Wonders and Perils of the Natural World

Nature Takes, Nature Gives – By June Perkins

Nature – so much peace and calm to be found in her rainforests, by her oceans with sunrises and sunsets full of glory, at the top of her mountains or in planes where we can perch and see the topographies of landscape,  and at other times she is a tempest and brings storms, earthquakes, floods, cyclones and we know we must wait until she calms down.

Just as she gives us our food, and our air, she takes and destroys when her fury comes.  Yet, she is no she or he, just an entity created by something.  She does not have a will (I don’t think so anyway), and yet we do.  We have a will to decide how to deal with what nature gives and what nature takes.

Today I went searching blogs that have covered some of the perilous things that have happened with nature in the last two years.  You might find it interesting and moving to read some of them.  I will be visiting a few of these blogs over the next few days and have bookmarked them in this post to remember those people still healing long after most news crews have gone. Why not visit their blogs and drop them a line to let them that you too are thinking of them.

I asked myself today when will I feel totally free of that pesky Cyclone Yasi, and I think it will be closer when I have completely sorted the junk from two house moves (yes its still not sorted), not see any ruins  at all in our main Tully St (it is looking much better than it was!), and when most people are smiling regularly and realise all the good in their daily lives and when I write more about other things.  Our community is well on the way to recovery and yet the feelings of joy will be predominant when the physical reminders are repaired more fully and when people take a deep breath when the next big storm comes and calmly prepare without memory running after them and giving them bad dreams.  If this is what a natural disaster is like, how much worse human made disasters, wars, hunger, poverty, lack of education, prejudice, fleeing homelands and so on.
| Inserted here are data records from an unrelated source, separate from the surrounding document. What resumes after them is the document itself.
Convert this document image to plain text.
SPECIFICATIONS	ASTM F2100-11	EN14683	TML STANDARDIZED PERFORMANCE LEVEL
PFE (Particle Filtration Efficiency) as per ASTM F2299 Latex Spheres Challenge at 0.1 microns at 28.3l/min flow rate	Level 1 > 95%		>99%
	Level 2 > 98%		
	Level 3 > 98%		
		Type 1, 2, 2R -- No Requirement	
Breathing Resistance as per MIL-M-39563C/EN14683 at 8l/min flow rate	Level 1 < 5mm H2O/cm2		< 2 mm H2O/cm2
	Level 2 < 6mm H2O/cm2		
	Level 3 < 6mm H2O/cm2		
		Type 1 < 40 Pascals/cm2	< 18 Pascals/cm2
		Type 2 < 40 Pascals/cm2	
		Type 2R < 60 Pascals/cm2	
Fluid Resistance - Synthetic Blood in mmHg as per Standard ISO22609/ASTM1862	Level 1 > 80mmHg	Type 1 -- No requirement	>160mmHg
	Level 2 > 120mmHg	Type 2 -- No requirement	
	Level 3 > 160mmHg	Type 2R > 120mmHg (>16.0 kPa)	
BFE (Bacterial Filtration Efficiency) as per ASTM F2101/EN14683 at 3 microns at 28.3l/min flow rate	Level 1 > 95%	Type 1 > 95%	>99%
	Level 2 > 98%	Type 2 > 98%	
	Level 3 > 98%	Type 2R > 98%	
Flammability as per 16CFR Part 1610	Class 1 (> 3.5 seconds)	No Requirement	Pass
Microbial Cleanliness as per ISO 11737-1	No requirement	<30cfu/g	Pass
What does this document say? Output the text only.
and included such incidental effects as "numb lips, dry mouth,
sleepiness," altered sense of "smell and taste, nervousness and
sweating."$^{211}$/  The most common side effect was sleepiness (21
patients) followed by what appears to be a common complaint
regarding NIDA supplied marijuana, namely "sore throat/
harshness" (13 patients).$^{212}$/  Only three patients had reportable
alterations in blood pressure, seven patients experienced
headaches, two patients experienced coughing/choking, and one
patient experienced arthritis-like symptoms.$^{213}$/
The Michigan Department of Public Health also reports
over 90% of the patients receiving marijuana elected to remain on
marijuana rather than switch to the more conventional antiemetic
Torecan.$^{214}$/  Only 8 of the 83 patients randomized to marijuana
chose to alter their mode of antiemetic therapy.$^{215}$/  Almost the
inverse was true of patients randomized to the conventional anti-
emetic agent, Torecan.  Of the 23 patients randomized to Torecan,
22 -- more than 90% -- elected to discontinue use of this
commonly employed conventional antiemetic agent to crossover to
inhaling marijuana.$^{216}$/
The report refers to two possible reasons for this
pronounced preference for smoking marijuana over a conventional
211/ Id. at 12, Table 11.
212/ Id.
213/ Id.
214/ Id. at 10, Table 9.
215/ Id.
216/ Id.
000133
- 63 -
Today I was saddened by a boatload of refugees meeting with disaster and by the level of bullying in our schools.  It will be awesome to have a world where people don’t have to flee or leave their homelands, and are also welcome everywhere.  A place where kids will always feel safe and included at school. I think many of these things will be  whole blog topics in themselves one day when I have done some research and found some stories to inspire.  I don’t feel down rather  I feel determined to find the points of inspiration in our world, people, organisations who are striving to make a difference.

Bloggers, writers, observers, artists can play a role in looking at the ways in which we can fix our world and encouraging each positive moment until it grows.  Sometimes it takes a bit of heart to do this, but knowledge and the power of a story can never be underestimated.

Blogs on Disasters and Aftermath




















Studies of Sky – by June Perkins

Published by June

Writer, photographer, lover of unity in diversity in thought and humanity - poet by nature, world citizen

3 thoughts on “Wonders and Perils of the Natural World

  1. Great post. I especially agree with the paragraph about refugees and bullying and such. There is much that needs be done in this old world of ours.

    As for Mother Nature and I truly believe her to be female. She can be kind and gentle but she can also be a raging inferno of anger and in so being not caring who or what stands in her path. I sometimes think she gets so angry because we humans exhibit so much hatred toward each other. Is she perhaps punishing us for our sins and our systematic destruction of our planet? It’s a thought.



  2. Hi June.
    You linked to my post about the Christchurch earthquake, and I followed your link back to here. I appreciate your thoughtful post. I live in Dunedin, which is about 350KM south of Christchurch here in New Zealand. We were not affected by the earthquakes that struck there (a few very strong ones and many hundreds of smaller ones). Although we have heard stories about how many have suffered, I can’t honestly say that I understand how devastating it has been for residents of the that city. I think you have to have lived through it to really know what they are still dealing with. This makes it all the more impressive to see the amazing creativity and positive community actions that have characterized the response of so many people there. A good example is the “Gap Filler” project, a bottom-up effort to turn vacant lots into sites for community regeneration (http://www.gapfiller.org.nz/).

    I’ll have a browse through your welcoming site while I’m here. All the best.

    Mark McGuire
    Twitter: @mark_mcguire


  3. Thanks very much for your feedback Mark, hope you will come back for future visits, and might consider a guest post on my blog. Glad to know the site is welcoming.